Estos "lineamientos curriculares nacionales para la ESI" responden a propósitos generales contemplados tanto en la ley de ESI como en la nacional de educación, donde entre otros objetivos que se pretenden lograr con esta enseñanza están los de "asegurar condiciones de igualdad, respetando las diferencias entre las personas, sin admitir discriminación de género ni de ningún otro tipo"; "brindar conocimientos y promover valores que fortalezcan la formación integral de una sexualidad responsable", y también "promover en todos los niveles educativos y modalidades la comprensión del concepto de eliminación de todas las formas de discriminación".

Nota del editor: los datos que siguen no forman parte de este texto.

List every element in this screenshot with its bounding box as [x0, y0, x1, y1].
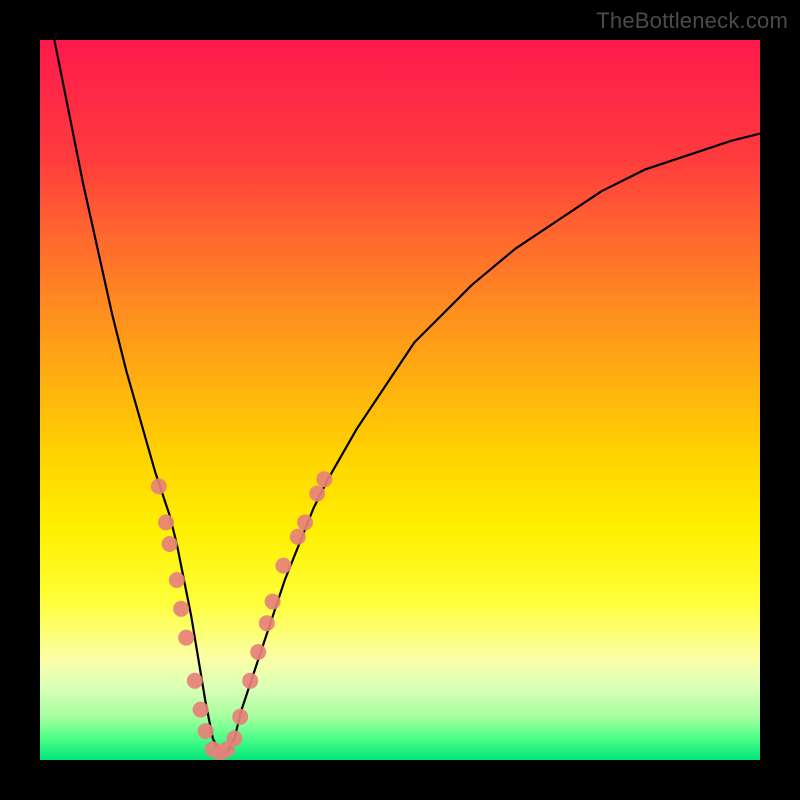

Propósitos. De igual forma en lo que se acordó en común promover para todos los chicos del país, en materia de Educación Sexual Integral, entre otros propósitos formativos, "ofrecer oportunidades de ampliar el horizonte cultural desde el cual cada niño, niña o adolescente desarrolla plenamente su subjetividad reconociendo sus derechos y responsabilidades y respetando y reconociendo los derechos y responsabilidades de las otras personas"; además de "expresar, reflexionar y valorar las emociones y los sentimientos presentes en las relaciones humanas en relación con la sexualidad, reconociendo, respetando y haciendo respetar los derechos humanos", "estimular la apropiación del enfoque de los derechos humanos como orientación para la convivencia social y la integración a la vida institucional y comunitaria", "promover una educación en valores y actitudes relacionados con la solidaridad, el amor, el respeto a la intimidad propia y ajena, el respeto por la vida y la integridad de las personas y con el desarrollo de actitudes responsables ante la sexualidad", también aquellos "aprendizajes de competencias relacionadas con la prevención de las diversas formas de vulneración de derechos: maltrato infantil, abuso sexual, trata de niños".

Figuran en estas metas educativas, también la de "propiciar aprendizajes basados en el respeto por la diversidad y el rechazo por todas las formas de discriminación".